Who would have thought ideas meant to facilitate mail delivery would not only help nearly everyone in the country, but also boost the economy as well?
Take, for instance, the U.S. Postal Service’s Address Management System (AMS), a database of around 127 million deliverable addresses. Since its inception, the Postal Service has kept track of addresses to assure continuity and currency of location information. Every change-of-address that is filed – 36 million in 2019 alone – updates the AMS.
This elaborate system helps USPS make sure that people and businesses get their mail. The AMS also helps business mailers correct street addresses and city names in their mailing lists. But it has done a lot more. For example, USPS worked closely with counties, converting old rural route style addresses to street addresses, which were then recorded in the AMS and led to improved 911 services.
The AMS is also a resource for disaster recovery, as was the case in the aftermath of Hurricane Katrina in 2005, when the Louisiana state government and the American Red Cross used the database to help track down displaced people.

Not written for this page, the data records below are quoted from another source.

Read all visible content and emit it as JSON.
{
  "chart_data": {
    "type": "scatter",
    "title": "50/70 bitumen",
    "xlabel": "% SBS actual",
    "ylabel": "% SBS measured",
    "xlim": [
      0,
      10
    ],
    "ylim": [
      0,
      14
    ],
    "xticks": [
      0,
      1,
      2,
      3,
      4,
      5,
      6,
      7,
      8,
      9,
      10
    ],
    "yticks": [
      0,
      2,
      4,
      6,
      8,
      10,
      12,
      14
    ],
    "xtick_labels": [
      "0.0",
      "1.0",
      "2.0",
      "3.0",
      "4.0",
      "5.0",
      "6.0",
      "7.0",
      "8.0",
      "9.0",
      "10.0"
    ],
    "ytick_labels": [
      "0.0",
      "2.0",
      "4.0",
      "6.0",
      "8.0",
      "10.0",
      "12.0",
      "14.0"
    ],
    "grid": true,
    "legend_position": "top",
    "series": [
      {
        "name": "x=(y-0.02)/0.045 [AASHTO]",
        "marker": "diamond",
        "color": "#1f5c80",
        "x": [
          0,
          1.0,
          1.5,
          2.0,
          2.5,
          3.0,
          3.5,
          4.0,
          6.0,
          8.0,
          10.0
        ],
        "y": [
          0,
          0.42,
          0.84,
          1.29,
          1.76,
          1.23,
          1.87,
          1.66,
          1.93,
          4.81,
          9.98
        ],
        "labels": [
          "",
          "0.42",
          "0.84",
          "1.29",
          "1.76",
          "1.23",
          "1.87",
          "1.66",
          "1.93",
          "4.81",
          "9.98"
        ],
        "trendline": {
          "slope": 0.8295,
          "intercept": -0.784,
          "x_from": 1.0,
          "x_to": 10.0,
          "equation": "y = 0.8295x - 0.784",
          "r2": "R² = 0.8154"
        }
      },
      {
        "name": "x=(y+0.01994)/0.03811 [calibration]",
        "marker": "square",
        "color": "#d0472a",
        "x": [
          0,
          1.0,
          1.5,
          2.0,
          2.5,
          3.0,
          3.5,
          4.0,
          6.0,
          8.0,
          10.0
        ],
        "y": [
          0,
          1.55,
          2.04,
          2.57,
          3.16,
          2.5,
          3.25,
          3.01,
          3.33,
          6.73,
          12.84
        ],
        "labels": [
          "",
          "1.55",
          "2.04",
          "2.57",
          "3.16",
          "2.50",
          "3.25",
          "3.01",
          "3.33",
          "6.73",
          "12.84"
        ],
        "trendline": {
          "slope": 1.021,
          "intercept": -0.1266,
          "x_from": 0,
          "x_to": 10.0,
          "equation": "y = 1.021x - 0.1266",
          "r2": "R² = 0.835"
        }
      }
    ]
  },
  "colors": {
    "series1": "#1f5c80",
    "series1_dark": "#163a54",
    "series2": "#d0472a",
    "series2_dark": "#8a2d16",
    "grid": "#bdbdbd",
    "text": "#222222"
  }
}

Then there’s something so commonplace now that for most people it’s an afterthought, if they think about it at all – the ZIP Code. Developed in 1963, the Zone Improvement Plan Code was originally intended to allow for automation of mail sorting and thus move mail more efficiently. It ended up creating unimagined socio-economic benefits as an organizing and enabling device, becoming a tool for displaying demographic information as well as a support structure for entire industries such as insurance and real estate.
It even featured symbolically in a 1990s hit TV show, Beverly Hills, 90210 – a location identifier associated with luxury and privilege.
Moreover, the Postal Service offered the ZIP Code and its ability to organize data by geography on an open platform as a free public service for anyone to use. As we noted in our 2013 white paper, The Untold Story of the ZIP Code, IBM computed that the additional revenues and reduced costs resulting directly from the ZIP Code in all its uses amounts to close to $10 billion annually in value across the economy.
These are just two ways the Postal Service plays a role in the national infrastructure. Can you think of others?